Peindre des chats révèle en quelque sorte son désir de communiquer des sentiments et des émotions très féminins. Et elle le fait avec une grande délicatesse, teintée d’un sarcasme doux. De quoi provoquer chez nous des réactions contrastées, allant de l’indépendance, au calme, au bien-être, à la méfiance et à la solitude.
Esprit caricatural
Les natures mortes de Héba Amin font référence à des parties du corps humain.
Créature divine ou créature privilégiée, l’ensemble des protagonistes de Khallaf prennent le plus souvent des formes caricaturales et burlesques. Car l’artiste est une passionnée de l’art de la caricature, notamment le style de son préféré, le caricaturiste soudanais Hassan Hakem. « J’adore les lignes épurées de Hakem, qui nargue la censure et qui touche étroitement à la réalité. La distorsion m’enchante, car je pense que nous tous, nous avons quelque chose de distordu, qu’il s’agisse d’une charge émotive, d’une faiblesse, d’une séparation, d’un malheur, d’une joie incomplète … », exprime Rania Khallaf, qui expose aussi à la galerie Cordoba des dessins caricaturaux à l’encre de chine, retouchés par des couleurs assez douces.

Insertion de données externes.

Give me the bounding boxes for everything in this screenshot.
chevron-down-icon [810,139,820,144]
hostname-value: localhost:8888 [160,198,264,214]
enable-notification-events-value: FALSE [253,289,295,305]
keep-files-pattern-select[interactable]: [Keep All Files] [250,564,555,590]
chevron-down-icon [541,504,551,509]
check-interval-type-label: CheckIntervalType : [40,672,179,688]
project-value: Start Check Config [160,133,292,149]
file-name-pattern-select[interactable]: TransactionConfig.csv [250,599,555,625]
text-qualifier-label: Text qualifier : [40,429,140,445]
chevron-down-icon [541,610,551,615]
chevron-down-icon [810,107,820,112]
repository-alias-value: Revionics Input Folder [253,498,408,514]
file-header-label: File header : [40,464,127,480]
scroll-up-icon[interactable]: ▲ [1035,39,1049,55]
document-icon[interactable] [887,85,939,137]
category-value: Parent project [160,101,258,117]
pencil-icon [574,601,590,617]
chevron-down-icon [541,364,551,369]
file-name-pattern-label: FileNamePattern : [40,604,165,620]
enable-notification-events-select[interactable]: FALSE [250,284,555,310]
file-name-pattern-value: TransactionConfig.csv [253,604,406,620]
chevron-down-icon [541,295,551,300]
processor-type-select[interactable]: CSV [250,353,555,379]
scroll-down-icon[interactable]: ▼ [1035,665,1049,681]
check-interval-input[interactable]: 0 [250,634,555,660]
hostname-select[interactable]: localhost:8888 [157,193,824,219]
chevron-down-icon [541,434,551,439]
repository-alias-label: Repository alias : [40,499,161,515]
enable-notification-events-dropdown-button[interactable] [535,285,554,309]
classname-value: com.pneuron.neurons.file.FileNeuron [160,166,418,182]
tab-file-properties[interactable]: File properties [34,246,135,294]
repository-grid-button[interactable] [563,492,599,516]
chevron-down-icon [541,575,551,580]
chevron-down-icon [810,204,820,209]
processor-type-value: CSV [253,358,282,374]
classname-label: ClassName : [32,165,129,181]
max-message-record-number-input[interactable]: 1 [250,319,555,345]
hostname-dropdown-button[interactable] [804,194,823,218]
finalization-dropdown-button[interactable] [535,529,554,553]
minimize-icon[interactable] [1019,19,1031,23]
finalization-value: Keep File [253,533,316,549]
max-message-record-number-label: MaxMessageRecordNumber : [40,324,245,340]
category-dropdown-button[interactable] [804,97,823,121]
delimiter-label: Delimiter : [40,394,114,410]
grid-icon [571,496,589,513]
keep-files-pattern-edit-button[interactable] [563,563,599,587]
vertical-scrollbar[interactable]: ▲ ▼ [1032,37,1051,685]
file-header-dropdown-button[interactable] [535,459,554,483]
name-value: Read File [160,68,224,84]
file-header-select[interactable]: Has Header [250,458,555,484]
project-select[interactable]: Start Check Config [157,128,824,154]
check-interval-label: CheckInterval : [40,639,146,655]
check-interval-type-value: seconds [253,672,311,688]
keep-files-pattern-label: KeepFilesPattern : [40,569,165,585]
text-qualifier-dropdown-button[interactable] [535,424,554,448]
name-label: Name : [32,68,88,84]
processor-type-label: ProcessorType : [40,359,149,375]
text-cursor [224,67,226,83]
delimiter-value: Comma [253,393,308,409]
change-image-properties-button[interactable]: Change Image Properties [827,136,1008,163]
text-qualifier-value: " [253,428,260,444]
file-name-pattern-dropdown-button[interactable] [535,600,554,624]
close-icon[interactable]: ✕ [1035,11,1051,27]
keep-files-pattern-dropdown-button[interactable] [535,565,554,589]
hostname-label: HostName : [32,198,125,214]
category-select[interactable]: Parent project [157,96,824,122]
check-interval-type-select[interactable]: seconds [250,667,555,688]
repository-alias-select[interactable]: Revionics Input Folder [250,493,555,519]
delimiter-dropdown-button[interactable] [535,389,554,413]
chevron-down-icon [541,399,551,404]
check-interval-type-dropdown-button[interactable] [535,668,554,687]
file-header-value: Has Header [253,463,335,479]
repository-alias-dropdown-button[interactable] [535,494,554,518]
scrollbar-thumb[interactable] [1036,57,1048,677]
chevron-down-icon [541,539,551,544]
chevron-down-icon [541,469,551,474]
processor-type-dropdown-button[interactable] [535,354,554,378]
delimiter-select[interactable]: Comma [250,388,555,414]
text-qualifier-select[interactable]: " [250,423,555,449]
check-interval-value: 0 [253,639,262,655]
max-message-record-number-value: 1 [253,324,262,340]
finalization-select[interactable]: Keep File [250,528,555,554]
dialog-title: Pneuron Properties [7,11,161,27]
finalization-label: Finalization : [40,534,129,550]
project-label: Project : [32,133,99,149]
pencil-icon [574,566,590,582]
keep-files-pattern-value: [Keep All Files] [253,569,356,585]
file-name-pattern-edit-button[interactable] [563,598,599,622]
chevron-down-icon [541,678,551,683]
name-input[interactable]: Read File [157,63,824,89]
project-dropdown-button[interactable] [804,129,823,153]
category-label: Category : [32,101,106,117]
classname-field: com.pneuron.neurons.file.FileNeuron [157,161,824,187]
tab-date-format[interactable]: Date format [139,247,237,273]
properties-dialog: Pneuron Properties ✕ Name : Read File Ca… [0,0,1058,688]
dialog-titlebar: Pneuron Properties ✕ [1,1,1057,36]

Ils sont nettement plus doux que ses peintures et ont été tous créés entre novembre et décembre 2020. Ces dessins sont moins tape-à-l’oeil, mais ne s’éloignent pas du thème cher à l’artiste, à savoir : le rapport homme-femme. Sur l’un d’entre eux, un seul protagoniste contrôle le jeu, on ne peut pas trancher s’il s’agit d’un homme ou d’une femme. Puis, plus loin, un immense oiseau dérange l’immobilité du dessin, un serpent ou une grenouille semblent en état de perplexité. Ces créatures sont à la recherche elles aussi de solutions consensuelles, de compromis, tout comme les humains. « Je m’inspire beaucoup du néo-expressionnisme, celui-ci m’offre un style subjectif, libre et spontané, me permettant d’évoquer les émois de l’homme », précise Rania Khallaf, qui met souvent en avant dans ses poésies érotiques, plutôt féministes, des expériences de vie livrées de manière fantaisiste, parfois même provocatrice.
Fantaisie partagée
Ce même esprit fantaisiste on le retrouve chez l’artiste-peintre Héba Amin, partageant l’exposition à la galerie Cordoba. Les peintures et collages de cette dernière sont chargés de pulsions émotionnelles et d’observations féminines. Ils provoquent l’étonnement, par leur parfum d’innocence et leur fraîcheur d’expression.
Héba Amin exprime ses désirs féminins, brouille les genres et rompt l’idée des frontières. Son travail suscite des interrogations autour de questions existentielles. Qu’est-ce-qui est réel ? Qu’est-ce-qui est imaginaire ? Ses natures mortes (vases, nappes, tables, fleurs …), peintes de manière abstraite, font métaphoriquement référence à des parties du corps humain.
Héba Amin peint les mythes de la vie quotidienne. Elle colle sur ses toiles des papiers en noir et blanc, des bouts de photos anciennes, en lien avec ses souvenirs d’enfance. On retrouve ainsi la tête d’une femme ou d’une petite fille, en noir et blanc, collée quelque part sur la toile, en côte à côte avec d’autres motifs, et c’est à nous de rassembler les éléments de l’histoire. « Les jours de confinement à cause du coronavirus étaient pour moi une formidable opportunité de fantasmer, et ce, dans le but d’échapper à ces moments difficiles. Les collages faits à partir d’anciennes photos m’ont permis de créer un monde parallèle, animé par les souvenirs. Mon enfance est l’époque que je préfère de ma vie, je me sentais vraiment épanouie et insouciante », confie Héba Amin.
En mêlant passé et présent, elle plonge dans un monde onirique, peuplé par des illustrations et des histoires entre magie et réalité.
Galerie Cordoba, jusqu’au 30 mars, de 10h à 21h (sauf les vendredis). 3 a, rue Degla, de la rue Gameat Al-Dowal Al-Arabiya, Mohandessine.